St. Francis Power Plant
Dedicated in 1999, St. Francis Unit 1 is Associated Electric Cooperative’s first combined-cycle, natural gas plant and is located on a 49-acre tract in southeast Missouri. Back then, it had been 17 years since Associated Electric had dedicated a new generating facility, and natural gas was new to the cooperative’s mix of generation resources.
In 2001, Associated Electric brought on line the second combined-cycle unit at the St. Francis Power Plant. Siemens oversaw construction of both units – including design, engineering and construction – and operates and maintains the units under contract with Associated Electric.
St. Francis serves as one of three combined-cycle, natural gas plants in Associated Electric’s fleet, and, if needed, can be started when members need more electricity.
Operating at full load, the units each can burn roughly 43 million cubic feet of natural gas per day. Together, the two units generate 501 megawatts of electricity.

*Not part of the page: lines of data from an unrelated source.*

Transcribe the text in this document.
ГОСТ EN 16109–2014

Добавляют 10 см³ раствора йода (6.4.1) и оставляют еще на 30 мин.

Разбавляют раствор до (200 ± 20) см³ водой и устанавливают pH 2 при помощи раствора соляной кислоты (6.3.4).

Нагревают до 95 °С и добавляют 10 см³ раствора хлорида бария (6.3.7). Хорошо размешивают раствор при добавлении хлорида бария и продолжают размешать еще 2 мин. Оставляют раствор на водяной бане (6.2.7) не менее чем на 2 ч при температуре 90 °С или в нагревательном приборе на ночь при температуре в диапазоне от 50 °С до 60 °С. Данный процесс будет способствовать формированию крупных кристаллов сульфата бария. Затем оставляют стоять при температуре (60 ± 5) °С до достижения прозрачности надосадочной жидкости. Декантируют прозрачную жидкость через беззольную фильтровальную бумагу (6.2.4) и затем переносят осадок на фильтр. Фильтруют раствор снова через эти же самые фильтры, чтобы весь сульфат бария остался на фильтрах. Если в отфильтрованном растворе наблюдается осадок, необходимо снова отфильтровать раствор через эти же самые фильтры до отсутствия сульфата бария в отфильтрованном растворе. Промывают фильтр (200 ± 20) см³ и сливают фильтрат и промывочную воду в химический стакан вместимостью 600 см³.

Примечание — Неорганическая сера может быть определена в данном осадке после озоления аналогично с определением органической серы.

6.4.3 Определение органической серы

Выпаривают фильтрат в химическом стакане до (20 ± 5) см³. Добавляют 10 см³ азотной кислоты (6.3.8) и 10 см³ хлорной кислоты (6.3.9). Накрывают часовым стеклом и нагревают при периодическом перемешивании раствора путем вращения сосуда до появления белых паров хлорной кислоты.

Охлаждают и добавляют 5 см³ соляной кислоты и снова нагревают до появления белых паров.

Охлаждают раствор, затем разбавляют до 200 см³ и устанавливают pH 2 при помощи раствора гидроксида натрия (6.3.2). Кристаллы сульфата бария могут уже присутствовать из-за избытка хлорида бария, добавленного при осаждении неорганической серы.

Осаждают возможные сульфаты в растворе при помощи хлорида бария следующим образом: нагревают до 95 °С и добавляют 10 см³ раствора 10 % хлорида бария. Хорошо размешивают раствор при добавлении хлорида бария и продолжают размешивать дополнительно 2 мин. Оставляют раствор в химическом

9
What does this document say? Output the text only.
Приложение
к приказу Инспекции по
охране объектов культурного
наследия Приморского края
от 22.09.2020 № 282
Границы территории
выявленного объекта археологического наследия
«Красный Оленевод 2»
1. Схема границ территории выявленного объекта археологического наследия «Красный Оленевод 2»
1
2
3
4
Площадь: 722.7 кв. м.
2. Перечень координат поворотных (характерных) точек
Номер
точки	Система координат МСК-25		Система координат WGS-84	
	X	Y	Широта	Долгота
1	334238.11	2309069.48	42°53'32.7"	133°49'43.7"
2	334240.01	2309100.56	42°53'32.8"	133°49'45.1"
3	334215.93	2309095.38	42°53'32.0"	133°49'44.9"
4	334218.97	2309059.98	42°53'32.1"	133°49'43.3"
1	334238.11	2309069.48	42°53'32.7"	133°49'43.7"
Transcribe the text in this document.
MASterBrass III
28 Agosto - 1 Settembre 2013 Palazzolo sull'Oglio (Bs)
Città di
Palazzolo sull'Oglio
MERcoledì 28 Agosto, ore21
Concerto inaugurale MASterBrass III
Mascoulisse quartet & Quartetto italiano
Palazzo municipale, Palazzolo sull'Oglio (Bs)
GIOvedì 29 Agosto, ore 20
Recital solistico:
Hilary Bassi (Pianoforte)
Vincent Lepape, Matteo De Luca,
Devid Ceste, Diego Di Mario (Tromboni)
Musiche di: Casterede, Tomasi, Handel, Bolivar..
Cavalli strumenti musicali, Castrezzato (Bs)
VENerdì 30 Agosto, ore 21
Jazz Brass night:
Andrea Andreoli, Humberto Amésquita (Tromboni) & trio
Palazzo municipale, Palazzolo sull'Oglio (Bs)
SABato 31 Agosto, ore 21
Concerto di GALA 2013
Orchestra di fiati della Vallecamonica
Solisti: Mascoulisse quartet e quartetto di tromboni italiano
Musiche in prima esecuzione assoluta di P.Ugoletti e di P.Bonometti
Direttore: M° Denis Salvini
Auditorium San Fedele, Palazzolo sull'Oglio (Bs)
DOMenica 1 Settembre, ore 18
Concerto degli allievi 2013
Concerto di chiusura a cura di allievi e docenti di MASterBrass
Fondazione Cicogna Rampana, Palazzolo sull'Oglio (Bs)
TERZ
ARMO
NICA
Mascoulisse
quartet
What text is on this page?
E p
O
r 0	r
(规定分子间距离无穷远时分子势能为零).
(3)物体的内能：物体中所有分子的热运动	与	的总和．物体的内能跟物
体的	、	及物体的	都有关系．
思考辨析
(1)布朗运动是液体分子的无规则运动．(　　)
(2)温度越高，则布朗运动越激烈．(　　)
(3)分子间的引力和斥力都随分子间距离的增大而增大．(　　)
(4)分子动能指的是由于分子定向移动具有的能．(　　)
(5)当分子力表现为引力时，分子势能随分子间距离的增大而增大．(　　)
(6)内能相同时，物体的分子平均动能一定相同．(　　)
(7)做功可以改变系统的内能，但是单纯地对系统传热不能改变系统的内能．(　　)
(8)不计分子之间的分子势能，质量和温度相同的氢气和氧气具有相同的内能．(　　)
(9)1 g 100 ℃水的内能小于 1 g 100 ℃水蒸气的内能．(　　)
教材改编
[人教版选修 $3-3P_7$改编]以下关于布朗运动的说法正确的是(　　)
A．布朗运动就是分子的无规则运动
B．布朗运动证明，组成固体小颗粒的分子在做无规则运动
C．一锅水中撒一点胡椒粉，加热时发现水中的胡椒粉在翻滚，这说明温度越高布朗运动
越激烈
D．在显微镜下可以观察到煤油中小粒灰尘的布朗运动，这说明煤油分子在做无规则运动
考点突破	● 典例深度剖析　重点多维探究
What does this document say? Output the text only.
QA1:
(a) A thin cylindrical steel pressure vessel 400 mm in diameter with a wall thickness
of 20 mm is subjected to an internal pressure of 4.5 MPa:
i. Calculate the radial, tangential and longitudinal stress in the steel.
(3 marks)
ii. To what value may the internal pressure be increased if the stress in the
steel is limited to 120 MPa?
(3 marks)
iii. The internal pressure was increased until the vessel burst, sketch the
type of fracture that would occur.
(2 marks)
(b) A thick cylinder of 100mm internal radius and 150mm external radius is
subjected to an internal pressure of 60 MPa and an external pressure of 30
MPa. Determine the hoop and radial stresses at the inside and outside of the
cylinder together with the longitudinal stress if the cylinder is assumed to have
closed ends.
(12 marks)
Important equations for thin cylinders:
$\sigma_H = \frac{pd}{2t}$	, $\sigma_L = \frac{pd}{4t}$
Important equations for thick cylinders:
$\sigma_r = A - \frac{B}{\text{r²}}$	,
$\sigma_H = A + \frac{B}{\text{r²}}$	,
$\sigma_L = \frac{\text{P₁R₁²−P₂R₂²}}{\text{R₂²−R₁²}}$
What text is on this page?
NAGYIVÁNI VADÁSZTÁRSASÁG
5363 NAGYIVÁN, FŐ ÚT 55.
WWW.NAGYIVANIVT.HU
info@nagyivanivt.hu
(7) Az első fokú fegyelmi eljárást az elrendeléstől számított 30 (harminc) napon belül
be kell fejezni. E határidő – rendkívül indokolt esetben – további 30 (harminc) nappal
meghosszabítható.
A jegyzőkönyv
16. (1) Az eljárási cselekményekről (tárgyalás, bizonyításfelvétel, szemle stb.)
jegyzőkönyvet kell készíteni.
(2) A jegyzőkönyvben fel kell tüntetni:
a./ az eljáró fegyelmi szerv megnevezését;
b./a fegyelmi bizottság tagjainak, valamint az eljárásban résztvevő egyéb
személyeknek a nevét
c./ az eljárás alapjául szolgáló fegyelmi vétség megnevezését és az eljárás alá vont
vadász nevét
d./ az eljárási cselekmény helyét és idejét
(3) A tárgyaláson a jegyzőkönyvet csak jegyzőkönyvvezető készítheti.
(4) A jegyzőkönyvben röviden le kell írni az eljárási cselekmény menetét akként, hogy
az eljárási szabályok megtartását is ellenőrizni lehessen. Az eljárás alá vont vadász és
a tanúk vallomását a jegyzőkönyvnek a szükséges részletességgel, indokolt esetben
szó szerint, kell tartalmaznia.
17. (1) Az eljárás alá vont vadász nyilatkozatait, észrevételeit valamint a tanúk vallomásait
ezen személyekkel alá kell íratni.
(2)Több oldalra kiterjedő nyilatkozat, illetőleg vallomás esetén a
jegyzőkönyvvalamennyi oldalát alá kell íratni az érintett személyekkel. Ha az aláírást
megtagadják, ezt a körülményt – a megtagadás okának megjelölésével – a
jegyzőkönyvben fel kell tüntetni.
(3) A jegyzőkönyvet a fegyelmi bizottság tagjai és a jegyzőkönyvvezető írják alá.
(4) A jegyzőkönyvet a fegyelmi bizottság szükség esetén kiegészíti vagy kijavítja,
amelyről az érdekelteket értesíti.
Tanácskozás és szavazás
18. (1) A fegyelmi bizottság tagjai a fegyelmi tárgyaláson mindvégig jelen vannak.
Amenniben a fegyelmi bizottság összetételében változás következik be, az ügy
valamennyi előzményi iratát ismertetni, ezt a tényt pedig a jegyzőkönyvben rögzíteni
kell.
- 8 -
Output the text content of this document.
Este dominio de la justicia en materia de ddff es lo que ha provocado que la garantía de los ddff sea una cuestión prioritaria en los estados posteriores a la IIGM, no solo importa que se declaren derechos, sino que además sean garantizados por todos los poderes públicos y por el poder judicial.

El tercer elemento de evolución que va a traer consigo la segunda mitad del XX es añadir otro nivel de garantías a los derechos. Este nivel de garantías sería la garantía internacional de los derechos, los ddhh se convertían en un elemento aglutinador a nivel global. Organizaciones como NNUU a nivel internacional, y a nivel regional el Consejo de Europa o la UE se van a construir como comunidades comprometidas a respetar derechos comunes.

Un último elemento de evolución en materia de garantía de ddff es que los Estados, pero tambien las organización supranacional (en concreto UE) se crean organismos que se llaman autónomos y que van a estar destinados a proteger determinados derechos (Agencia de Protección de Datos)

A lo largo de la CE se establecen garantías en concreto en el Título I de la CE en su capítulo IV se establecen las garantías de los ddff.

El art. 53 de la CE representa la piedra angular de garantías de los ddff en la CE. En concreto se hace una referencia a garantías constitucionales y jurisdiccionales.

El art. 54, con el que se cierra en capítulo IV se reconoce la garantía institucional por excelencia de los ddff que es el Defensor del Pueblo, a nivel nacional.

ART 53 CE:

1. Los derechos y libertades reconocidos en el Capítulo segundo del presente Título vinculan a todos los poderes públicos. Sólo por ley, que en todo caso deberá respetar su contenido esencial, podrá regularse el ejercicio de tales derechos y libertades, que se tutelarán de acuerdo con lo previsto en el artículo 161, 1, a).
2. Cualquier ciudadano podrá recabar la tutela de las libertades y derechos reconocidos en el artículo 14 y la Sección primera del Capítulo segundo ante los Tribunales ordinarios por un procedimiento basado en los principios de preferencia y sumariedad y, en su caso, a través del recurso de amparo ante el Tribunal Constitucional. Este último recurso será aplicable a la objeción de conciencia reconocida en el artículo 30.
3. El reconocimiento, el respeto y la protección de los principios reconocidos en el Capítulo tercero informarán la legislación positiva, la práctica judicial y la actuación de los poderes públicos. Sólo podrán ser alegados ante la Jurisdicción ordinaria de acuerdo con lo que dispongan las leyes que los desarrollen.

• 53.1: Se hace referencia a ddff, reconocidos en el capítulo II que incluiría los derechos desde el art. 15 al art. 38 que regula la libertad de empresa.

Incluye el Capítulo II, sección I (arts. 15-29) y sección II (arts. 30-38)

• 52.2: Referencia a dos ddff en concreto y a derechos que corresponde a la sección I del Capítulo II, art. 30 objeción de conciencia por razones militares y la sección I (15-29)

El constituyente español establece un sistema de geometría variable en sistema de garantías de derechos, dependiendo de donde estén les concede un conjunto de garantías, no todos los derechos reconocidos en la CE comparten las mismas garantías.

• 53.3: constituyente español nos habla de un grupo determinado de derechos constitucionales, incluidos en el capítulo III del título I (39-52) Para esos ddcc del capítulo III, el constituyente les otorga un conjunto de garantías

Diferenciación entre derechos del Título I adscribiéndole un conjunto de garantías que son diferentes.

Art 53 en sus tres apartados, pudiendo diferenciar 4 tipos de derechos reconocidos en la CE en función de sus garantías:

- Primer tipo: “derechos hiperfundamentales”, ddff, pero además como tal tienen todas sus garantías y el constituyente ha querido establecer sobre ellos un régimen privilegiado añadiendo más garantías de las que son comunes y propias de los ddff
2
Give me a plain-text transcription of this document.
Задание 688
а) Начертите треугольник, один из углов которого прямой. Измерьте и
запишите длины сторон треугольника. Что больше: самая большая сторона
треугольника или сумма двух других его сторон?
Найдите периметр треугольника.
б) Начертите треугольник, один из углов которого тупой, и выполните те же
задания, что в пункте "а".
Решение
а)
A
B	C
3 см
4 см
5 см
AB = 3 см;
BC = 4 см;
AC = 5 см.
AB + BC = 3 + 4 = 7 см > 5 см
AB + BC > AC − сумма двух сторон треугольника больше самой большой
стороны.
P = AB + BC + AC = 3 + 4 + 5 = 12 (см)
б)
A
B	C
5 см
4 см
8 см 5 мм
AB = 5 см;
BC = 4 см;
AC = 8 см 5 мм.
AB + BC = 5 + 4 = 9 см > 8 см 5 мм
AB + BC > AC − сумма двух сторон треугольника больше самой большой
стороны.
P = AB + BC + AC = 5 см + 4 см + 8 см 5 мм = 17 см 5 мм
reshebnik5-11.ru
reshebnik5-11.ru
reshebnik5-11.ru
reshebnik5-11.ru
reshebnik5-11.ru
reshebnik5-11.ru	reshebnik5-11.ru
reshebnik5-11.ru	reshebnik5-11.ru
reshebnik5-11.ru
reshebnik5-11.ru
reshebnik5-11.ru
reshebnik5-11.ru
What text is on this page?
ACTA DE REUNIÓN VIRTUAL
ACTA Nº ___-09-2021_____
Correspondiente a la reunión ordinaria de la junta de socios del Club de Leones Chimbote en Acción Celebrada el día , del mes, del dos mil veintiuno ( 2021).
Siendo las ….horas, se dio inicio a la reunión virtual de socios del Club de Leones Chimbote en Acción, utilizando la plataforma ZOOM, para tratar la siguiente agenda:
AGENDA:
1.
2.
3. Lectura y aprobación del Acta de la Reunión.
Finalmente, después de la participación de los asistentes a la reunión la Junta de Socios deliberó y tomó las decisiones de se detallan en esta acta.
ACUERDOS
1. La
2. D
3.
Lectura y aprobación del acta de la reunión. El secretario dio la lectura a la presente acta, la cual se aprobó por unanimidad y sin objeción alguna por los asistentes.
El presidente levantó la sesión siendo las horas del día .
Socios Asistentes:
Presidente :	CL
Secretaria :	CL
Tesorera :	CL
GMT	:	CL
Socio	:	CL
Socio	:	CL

Power plant features include an advanced combustion turbine that is considered one of the most efficient units of its type on the market, a steam turbine, a heat-recovery steam generator, cooling towers, water treatment facilities and an electrical switchyard.
Heat-recovery steam generators capture exhaust from the gas turbines to heat water to create steam to power a steam turbine that turns a generator to produce electricity. These heat-recovery steam generators increase efficiency of the combined-cycle units to 58 percent, compared with 33 percent efficiency of a simple-cycle unit (which does not capture exhaust for further use).